Nils Vilhelm Almlöf (1799–1875) was a Swedish stage actor. He was one of the most famous Swedish actors of his time and referred to as "The Swedish Talma".

He was born to Nils Almlöf, a servant of the royal household, and Maria Lovisa Herbelin. He interrupted his medical studies to study singing under Carl Magnus Craelius of the Royal Swedish Opera in 1818, where he made his breakthrough as Leicester in Schiller's Mary Stuart opposite Charlotta Eriksson in 1821. He was a star at the Royal Dramatic Theatre for sixty years, where he was a notable male actor in tragedy. When he visited Paris in 1829, he was called the "Swedish Talma" by Mademoiselle Mars. In 1834 he had a wage of §1800, the highest paid by the theatre. He was teacher of declamation at the Royal Dramatic Training Academy 1834–40.
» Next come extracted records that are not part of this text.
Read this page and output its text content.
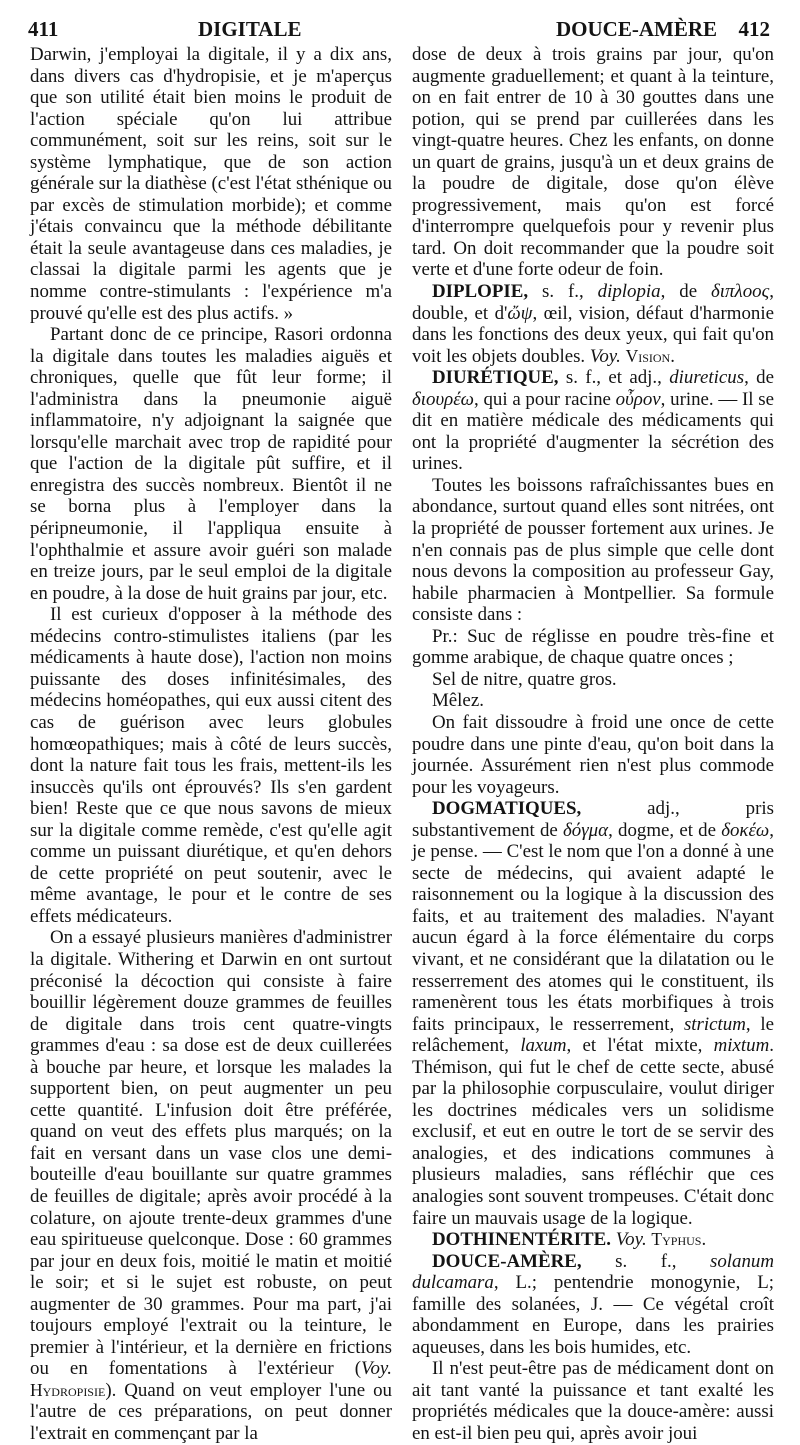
411	DIGITALE	DOUCE-AMÈRE 412

Darwin, j'employai la digitale, il y a dix ans, dans divers cas d'hydropisie, et je m'aperçus que son utilité était bien moins le produit de l'action spéciale qu'on lui attribue communément, soit sur les reins, soit sur le système lymphatique, que de son action générale sur la diathèse (c'est l'état sthénique ou par excès de stimulation morbide); et comme j'étais convaincu que la méthode débilitante était la seule avantageuse dans ces maladies, je classai la digitale parmi les agents que je nomme contre-stimulants : l'expérience m'a prouvé qu'elle est des plus actifs. »

Partant donc de ce principe, Rasori ordonna la digitale dans toutes les maladies aiguës et chroniques, quelle que fût leur forme; il l'administra dans la pneumonie aiguë inflammatoire, n'y adjoignant la saignée que lorsqu'elle marchait avec trop de rapidité pour que l'action de la digitale pût suffire, et il enregistra des succès nombreux. Bientôt il ne se borna plus à l'employer dans la péripneumonie, il l'appliqua ensuite à l'ophthalmie et assure avoir guéri son malade en treize jours, par le seul emploi de la digitale en poudre, à la dose de huit grains par jour, etc.

Il est curieux d'opposer à la méthode des médecins contro-stimulistes italiens (par les médicaments à haute dose), l'action non moins puissante des doses infinitésimales, des médecins homéopathes, qui eux aussi citent des cas de guérison avec leurs globules homœopathiques; mais à côté de leurs succès, dont la nature fait tous les frais, mettent-ils les insuccès qu'ils ont éprouvés? Ils s'en gardent bien! Reste que ce que nous savons de mieux sur la digitale comme remède, c'est qu'elle agit comme un puissant diurétique, et qu'en dehors de cette propriété on peut soutenir, avec le même avantage, le pour et le contre de ses effets médicateurs.

On a essayé plusieurs manières d'administrer la digitale. Withering et Darwin en ont surtout préconisé la décoction qui consiste à faire bouillir légèrement douze grammes de feuilles de digitale dans trois cent quatre-vingts grammes d'eau : sa dose est de deux cuillerées à bouche par heure, et lorsque les malades la supportent bien, on peut augmenter un peu cette quantité. L'infusion doit être préférée, quand on veut des effets plus marqués; on la fait en versant dans un vase clos une demi-bouteille d'eau bouillante sur quatre grammes de feuilles de digitale; après avoir procédé à la colature, on ajoute trente-deux grammes d'une eau spiritueuse quelconque. Dose : 60 grammes par jour en deux fois, moitié le matin et moitié le soir; et si le sujet est robuste, on peut augmenter de 30 grammes. Pour ma part, j'ai toujours employé l'extrait ou la teinture, le premier à l'intérieur, et la dernière en frictions ou en fomentations à l'extérieur (Voy. Hydropisie). Quand on veut employer l'une ou l'autre de ces préparations, on peut donner l'extrait en commençant par la

dose de deux à trois grains par jour, qu'on augmente graduellement; et quant à la teinture, on en fait entrer de 10 à 30 gouttes dans une potion, qui se prend par cuillerées dans les vingt-quatre heures. Chez les enfants, on donne un quart de grains, jusqu'à un et deux grains de la poudre de digitale, dose qu'on élève progressivement, mais qu'on est forcé d'interrompre quelquefois pour y revenir plus tard. On doit recommander que la poudre soit verte et d'une forte odeur de foin.

DIPLOPIE, s. f., diplopia, de διπλοος, double, et d'ὤψ, œil, vision, défaut d'harmonie dans les fonctions des deux yeux, qui fait qu'on voit les objets doubles. Voy. Vision.

DIURÉTIQUE, s. f., et adj., diureticus, de διουρέω, qui a pour racine οὖρον, urine. — Il se dit en matière médicale des médicaments qui ont la propriété d'augmenter la sécrétion des urines.

Toutes les boissons rafraîchissantes bues en abondance, surtout quand elles sont nitrées, ont la propriété de pousser fortement aux urines. Je n'en connais pas de plus simple que celle dont nous devons la composition au professeur Gay, habile pharmacien à Montpellier. Sa formule consiste dans :

Pr.: Suc de réglisse en poudre très-fine et gomme arabique, de chaque quatre onces ;

Sel de nitre, quatre gros.

Mêlez.

On fait dissoudre à froid une once de cette poudre dans une pinte d'eau, qu'on boit dans la journée. Assurément rien n'est plus commode pour les voyageurs.

DOGMATIQUES, adj., pris substantivement de δόγμα, dogme, et de δοκέω, je pense. — C'est le nom que l'on a donné à une secte de médecins, qui avaient adapté le raisonnement ou la logique à la discussion des faits, et au traitement des maladies. N'ayant aucun égard à la force élémentaire du corps vivant, et ne considérant que la dilatation ou le resserrement des atomes qui le constituent, ils ramenèrent tous les états morbifiques à trois faits principaux, le resserrement, strictum, le relâchement, laxum, et l'état mixte, mixtum. Thémison, qui fut le chef de cette secte, abusé par la philosophie corpusculaire, voulut diriger les doctrines médicales vers un solidisme exclusif, et eut en outre le tort de se servir des analogies, et des indications communes à plusieurs maladies, sans réfléchir que ces analogies sont souvent trompeuses. C'était donc faire un mauvais usage de la logique.

DOTHINENTÉRITE. Voy. Typhus.

DOUCE-AMÈRE, s. f., solanum dulcamara, L.; pentendrie monogynie, L; famille des solanées, J. — Ce végétal croît abondamment en Europe, dans les prairies aqueuses, dans les bois humides, etc.

Il n'est peut-être pas de médicament dont on ait tant vanté la puissance et tant exalté les propriétés médicales que la douce-amère: aussi en est-il bien peu qui, après avoir joui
Almlöf and his second wife, Charlotte, as well as other actors, such as Elise Hwasser, were good friends with King Charles XV of Sweden, and were often invited to his balls during his reign as Crown Prince regent (1857–59).

He was first (1823) married to his colleague Catharina Cederberg (1794–1838), the sister of Christina Margareta Cederberg, who was engaged as a singer at the Royal Swedish Opera and who was most remembered as Papagena. In 1839 he married actor Charlotta Ficker, also a successful actress at the Royal Dramatic Theatre. His son with his first wife, Knut Almlöf, was also an actor.